296 S.W. 543 | Tex. Crim. App. | 1927
The appellant was convicted of unlawfully possessing intoxicating liquor for sale, and his punishment assessed at one year in the penitentiary.
The record discloses that the officers obtained a search warrant, went to the premises in question, and found a still in operation, some whiskey, and quite a number of barrels that had contained mash. The still and mash barrels were in a small barn or shed situated about seventy-five yards from a house which contained a bed and cook stove and which, according to the state's witnesses, "was fixed up as bachelor quarters." When the officers approached the place where the whiskey was being manufactured, the appellant, a man by the name of Allred and another party came out of the building, Allred and the third party taking flight, while the appellant made no effort to escape and was arrested. Allred was captured and brought back to the premises, but the other party escaped. The officers found a gallon of whiskey in appellant's automobile near the still. It was the contention of the state that the appellant was interested in the manufacture of the whiskey and that the whiskey in his car was possessed for the purpose of sale. The appellant failed to testify.
There are four bills of exception in the record.
In bill No. 1 appellant complains of the action of the court in permitting the state to prove by Deputy Sheriff Belcher that as soon as he returned to the place where the whiskey was being made, after capturing Allred and within about five minutes after appellant's arrest, the appellant stated to him, in response to a question, that the automobile standing near the still and in which the gallon of whiskey was found belonged to him. The appellant contends that this testimony was inadmissible for the reason that he was under arrest and had not been warned. In qualifying this bill, the court states that he admitted the testimony complained of as res gestae. We are of the opinion that this bill shows no error and that the testimony was properly *238
admitted. Nugent v. State,
In bill No. 2 complaint is made to the action of the District Attorney in asking the appellant's character witnesses, Miller and Smulzer, on cross-examination, if they did not know that the appellant had been indicted for a felony prior to the date of the alleged offense for which he was then on trial. The court sustained appellant's objections to these questions, and, so far as the record shows, neither witness made any answer thereto. The bill, as presented, shows no error.
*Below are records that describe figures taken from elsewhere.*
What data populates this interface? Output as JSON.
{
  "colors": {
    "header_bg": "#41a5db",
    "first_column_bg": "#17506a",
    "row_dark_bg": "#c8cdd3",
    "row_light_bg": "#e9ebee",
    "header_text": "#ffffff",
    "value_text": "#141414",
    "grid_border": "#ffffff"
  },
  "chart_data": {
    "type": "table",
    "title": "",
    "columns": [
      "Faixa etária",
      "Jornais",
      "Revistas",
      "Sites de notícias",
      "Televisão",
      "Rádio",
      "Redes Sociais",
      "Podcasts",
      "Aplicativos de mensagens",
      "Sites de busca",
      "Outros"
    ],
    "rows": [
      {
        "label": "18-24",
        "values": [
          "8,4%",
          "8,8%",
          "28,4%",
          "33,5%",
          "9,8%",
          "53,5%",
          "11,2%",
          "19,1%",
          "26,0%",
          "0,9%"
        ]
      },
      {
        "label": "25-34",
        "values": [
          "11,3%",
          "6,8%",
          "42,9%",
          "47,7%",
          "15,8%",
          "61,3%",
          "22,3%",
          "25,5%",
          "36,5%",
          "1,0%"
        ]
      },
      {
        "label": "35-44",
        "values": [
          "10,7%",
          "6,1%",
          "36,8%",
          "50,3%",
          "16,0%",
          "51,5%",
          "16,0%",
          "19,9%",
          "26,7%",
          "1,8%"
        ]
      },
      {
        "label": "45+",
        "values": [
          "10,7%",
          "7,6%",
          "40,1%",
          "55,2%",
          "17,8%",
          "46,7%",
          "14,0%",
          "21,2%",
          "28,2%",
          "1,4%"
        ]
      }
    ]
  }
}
In bill No. 3 complaint is made to the refusal of the court to permit appellant to prove by his wife that she heard a conversation between appellant and her brother, Allred, in which the latter asked her husband to help him rent a farm, and that her husband later rented for her brother the place where the still was found, but that he was acting solely as an agent and had no interest in said farm and no control over it. This bill presents no error.
Bill No. 4 complains of the action of the court in permitting the state to introduce in evidence the testimony of the officers relative to finding the still and equipment, it being contended that the affidavit for search warrant was insufficient to authorize the search of the barn or shed where the still was found, and only authorized a search of the house where the bed and stove were found. The affidavit discloses that the affiant stated as follows:
"There is concealed at the following described place, to-wit, in story and a half house and on the premises thereof located across the road from the house and premises occupied by Gale Lorrance about one mile from the paved road between Wichita Falls and Iowa Park * * * which said place is supposed to be in charge of one person or persons (whose correct name is to affiant unknown) the following described property, to-wit: Intoxicating beverages in quantities and for purposes prohibited by law and still, worms, utensils, and materials used in the manufacture and making of intoxicating beverages."
We think this affidavit not only sought a warrant to search the house described, but also the premises, and was sufficient to authorize the introduction of the testimony complained of. The court therefore committed no error in admitting said testimony. *239
Finding no error in the record, the judgment of the trial court is affirmed.
Affirmed.
The foregoing opinion of the Commission of Appeals has been examined by the Judges of the Court of Criminal Appeals and approved by the Court.